I still think that Astralis is the number one team right now, just because of all the stuff they’ve done in the last few months. They’ve been winning tournaments, a lot of finals in a row. But since we’ve been in the finals against them in Katowice, and even though we lost, that was close. Then back-to-back in StarSeries, where we won against them. I think if we manage to beat them this event, we’ll be a good contender to be the first because it’s been like three matches, one best-of-five, and two best-of-five. And if we win this one, I can say we are the top team.
When you were in Clan-Mystik back in the day you were hyped as one of the big superstars of the French scene. But then over time we’ve slowly seen you move away from that superstar role that people have wanted you to be in, and take up more supportive roles in sides, often playing uncomfortable positions. How has the been for you individually, taking up these different roles throughout your career and having to change your playstyle?

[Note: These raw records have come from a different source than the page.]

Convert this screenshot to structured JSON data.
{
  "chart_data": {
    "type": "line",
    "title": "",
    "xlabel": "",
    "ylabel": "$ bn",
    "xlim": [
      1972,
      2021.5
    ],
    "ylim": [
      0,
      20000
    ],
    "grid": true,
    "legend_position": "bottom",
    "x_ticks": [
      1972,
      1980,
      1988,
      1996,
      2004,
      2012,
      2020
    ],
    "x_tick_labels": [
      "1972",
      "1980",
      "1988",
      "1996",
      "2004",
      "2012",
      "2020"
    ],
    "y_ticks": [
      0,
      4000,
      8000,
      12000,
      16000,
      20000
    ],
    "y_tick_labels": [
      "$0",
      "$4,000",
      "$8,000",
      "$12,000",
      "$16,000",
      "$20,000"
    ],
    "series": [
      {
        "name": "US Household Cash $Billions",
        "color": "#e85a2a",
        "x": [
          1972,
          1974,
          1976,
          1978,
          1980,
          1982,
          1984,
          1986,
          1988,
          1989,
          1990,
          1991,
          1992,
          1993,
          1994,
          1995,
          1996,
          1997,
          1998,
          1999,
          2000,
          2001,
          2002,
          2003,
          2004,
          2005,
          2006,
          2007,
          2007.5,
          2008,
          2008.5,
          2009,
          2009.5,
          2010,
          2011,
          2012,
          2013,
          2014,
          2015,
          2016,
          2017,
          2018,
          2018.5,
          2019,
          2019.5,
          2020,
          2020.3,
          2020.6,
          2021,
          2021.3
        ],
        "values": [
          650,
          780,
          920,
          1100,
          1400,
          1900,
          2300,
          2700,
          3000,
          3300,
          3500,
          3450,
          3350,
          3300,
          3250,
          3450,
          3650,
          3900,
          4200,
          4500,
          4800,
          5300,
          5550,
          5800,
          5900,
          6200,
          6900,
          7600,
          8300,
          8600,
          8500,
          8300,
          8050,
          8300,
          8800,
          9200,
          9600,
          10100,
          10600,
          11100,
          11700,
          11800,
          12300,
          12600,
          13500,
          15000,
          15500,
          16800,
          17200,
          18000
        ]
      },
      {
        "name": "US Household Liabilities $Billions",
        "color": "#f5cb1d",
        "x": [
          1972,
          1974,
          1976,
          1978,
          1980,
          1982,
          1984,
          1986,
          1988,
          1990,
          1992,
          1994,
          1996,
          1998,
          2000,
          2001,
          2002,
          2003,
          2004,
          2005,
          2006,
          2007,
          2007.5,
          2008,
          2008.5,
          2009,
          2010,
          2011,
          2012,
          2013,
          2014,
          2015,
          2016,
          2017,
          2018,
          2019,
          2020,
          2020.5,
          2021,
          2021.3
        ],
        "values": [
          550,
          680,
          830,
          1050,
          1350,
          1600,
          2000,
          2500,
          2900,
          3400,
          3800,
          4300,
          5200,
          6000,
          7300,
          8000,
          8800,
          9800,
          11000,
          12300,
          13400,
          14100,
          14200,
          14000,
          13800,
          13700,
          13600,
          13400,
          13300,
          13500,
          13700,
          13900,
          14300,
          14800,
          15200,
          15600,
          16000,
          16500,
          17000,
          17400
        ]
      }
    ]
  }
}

I was used to playing as I wanted to on Clan-Mystik. I had all the freedom I wanted and that was why I was shining. I had no “you have to do this” and having to support my teammates. There was just no hard roles, I could take whatever I wanted to. Then when I came into big teams like Epsilon and LDLC and when we started to be good, that’s when I took the hard roles because I knew there were other players who were better than me who could be better at taking the hard work, and I’m just going to be here to help them. So, it’s mainly just I’m there to make them better. I don’t care if I’m in front and if I’m shining, if the crowd is shouting my name, I don’t care. It’s a team game and I want to win, even if I finish with minus thirty and then we win, I don’t care. We win as a team, you don’t win as a player. That’s how Counter-Strike works.